Взято из группы Блистательный Санкт- Петербург
ЧТО НАМ ЗАВЕЩАЛИ ПОСЛЕДНИЕ ЛИЦЕИСТЫ
ОСЕНЬ 1919 года. Петроград. Близ церкви Святых бессребреников Косьмы и Дамиана, что на углу Знаменской и Кирочной улиц, встретились несколько молодых и не очень молодых людей. Их выправку не могла скрыть и потрёпанная штатская одежда. Но они не походили на заговорщиков, весело приветствовали друг друга; потом бродили, шурша листьями, у храма, читали стихи. И казался наваждением помертвевший город…
Скажи, куда девались годы,
Дни упований и свободы?
Скажи, что наши, что друзья?
Где эти липовые своды?
Где молодость? Где ты? Где я?
Вот так, под открытым небом, впервые почти нелегально, недавние лицеисты встретили 19 октября. Ещё несколько лет они будут встречаться в памятный день основания Лицея.
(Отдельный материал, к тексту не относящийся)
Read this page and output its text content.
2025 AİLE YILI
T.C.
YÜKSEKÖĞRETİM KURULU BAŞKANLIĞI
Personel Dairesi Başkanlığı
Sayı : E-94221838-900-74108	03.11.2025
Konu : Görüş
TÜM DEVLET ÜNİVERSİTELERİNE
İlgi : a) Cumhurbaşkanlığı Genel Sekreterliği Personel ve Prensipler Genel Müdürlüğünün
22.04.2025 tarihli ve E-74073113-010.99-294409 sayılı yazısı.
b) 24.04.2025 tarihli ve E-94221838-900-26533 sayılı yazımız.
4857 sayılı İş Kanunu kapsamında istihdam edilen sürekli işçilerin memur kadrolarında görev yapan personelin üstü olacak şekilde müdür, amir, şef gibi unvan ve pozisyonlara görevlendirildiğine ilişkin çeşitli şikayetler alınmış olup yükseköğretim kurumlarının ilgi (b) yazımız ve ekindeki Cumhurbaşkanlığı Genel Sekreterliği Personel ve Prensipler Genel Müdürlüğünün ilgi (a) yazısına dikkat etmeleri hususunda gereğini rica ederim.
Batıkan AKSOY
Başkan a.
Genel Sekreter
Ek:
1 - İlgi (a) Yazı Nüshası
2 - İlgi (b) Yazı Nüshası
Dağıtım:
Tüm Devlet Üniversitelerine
И всё горше будут звучать для них пушкинские строки, написанные на лицейскую годовщину 1836 года:
Просторнее, грустнее мы сидим,
И реже смех средь песен раздаётся,
И чаще мы вздыхаем и молчим…
* * *
Тем временем лицеисты, оказавшиеся после революции в эмиграции, учредили в Париже ассоциацию бывших воспитанников Императорского Александровского лицея. Они берегли товарищеские узы, находясь даже по разные стороны океана, и благодаря этому их судьбы нетрудно проследить. Архив лицейской ассоциации (пять тысяч документов!) хранится сейчас в военном музее в Брюсселе.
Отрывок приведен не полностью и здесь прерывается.